« Notre objectif est d'obtenir une dizaine d'élus, et de faire mieux que lors du dernier scrutin de 2006, où nous avions obtenu sept sièges », explique Gaël Roustan, coprésident de Fac Verte. Ce score, encourageant pour une organisation créée en 2004, lui avait fait prendre la cinquième place, loin derrière l'UNEF (gauche), arrivée en tête en 2006, la FAGE (associations étudiantes), l'UNI (droite universitaire) et PDE (corpos). Il ne lui avait pas permis d'avoir des représentants au Cnous (Conseil national des oeuvres universitaires et scolaires), et d'être considérée comme une organisation représentative pour recevoir des subsides de l'Etat. Les cotisations de ses adhérents, un accord avec la FAGE qui lui reverse une petite partie de ses subventions, ainsi que quelques financements sur projet lui permettent de boucler un budget serré de 25 000 euros. Sans permanent ni local, Fac Verte est présente dans une dizaine d'académies, notamment à Rouen, Grenoble et Aix-Marseille. L'organisation dit n'avoir aucun lien avec les Verts ni avec son mouvement de jeunesse. Elle défend le "rassemblement des écologies", et s'est positionnée contre le contrat première embauche (CPE) et contre la loi sur les libertés et responsabilités des universités (LRU).

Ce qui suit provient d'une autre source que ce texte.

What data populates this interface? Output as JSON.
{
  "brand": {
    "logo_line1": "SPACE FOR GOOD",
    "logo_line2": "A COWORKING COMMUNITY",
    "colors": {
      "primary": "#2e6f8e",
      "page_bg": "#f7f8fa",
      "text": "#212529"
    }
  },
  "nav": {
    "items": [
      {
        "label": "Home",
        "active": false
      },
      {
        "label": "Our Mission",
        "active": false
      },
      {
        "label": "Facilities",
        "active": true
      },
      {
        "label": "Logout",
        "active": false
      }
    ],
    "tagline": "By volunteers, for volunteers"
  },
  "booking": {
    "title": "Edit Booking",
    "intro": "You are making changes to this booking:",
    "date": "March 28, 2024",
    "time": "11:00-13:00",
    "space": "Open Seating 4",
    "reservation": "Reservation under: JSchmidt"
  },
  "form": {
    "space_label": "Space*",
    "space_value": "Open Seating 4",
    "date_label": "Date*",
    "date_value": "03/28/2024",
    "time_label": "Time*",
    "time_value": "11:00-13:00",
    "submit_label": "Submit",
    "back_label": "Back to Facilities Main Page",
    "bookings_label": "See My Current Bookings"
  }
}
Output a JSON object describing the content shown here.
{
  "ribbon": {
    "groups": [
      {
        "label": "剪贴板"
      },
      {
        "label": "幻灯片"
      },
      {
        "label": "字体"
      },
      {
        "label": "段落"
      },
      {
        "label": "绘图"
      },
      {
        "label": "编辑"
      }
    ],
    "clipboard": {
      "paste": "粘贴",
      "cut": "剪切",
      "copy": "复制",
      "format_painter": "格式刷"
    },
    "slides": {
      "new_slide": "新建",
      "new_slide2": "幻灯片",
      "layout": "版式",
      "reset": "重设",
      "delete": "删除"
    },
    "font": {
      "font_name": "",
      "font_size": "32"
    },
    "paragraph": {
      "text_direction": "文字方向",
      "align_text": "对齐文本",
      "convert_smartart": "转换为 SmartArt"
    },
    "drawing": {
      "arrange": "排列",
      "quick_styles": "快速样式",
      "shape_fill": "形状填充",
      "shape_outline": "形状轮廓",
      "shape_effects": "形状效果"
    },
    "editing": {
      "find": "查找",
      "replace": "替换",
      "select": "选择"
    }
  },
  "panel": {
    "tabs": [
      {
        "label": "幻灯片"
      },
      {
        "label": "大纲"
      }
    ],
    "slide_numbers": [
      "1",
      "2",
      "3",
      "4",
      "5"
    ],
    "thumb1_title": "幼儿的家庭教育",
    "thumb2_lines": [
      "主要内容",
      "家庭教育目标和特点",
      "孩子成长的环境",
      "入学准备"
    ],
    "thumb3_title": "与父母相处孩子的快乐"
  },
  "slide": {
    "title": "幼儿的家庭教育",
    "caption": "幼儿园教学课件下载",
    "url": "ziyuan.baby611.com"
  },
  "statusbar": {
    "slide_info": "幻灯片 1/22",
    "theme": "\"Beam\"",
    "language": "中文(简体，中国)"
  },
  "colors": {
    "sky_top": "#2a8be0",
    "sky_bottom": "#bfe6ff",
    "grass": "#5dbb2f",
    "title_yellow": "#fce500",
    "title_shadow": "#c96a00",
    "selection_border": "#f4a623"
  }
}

Derrière son slogan « Ensemble, faisons de notre université le laboratoire d'un autre monde », qui évoque une certaine proximité avec le mouvement altermondialiste, les principales propositions des listes Fac Verte concernent le logement, l'aide sociale et la restauration universitaire. En matière d'aide sociale, Fac Verte défend la suppression du système actuel de bourses ainsi que de la demi-part fiscale et son remplacement par une « allocation universelle de formation ».
Pour l'heure, l'organisation peut se targuer de victoires plus modestes, comme d'avoir réussi à imposer, dans un restaurant universitaire de Grenoble, que tous les féculents servis aux étudiants soient issus de l'agriculture biologique.
Le discours de Fac Verte commence à intéresser les étudiants. « Si on en croit les sondages qui montrent que 85 % des jeunes se disent désormais concernés par l'environnement, nous devrions avoir un bel avenir devant nous », s'amuse Gaël Roustan.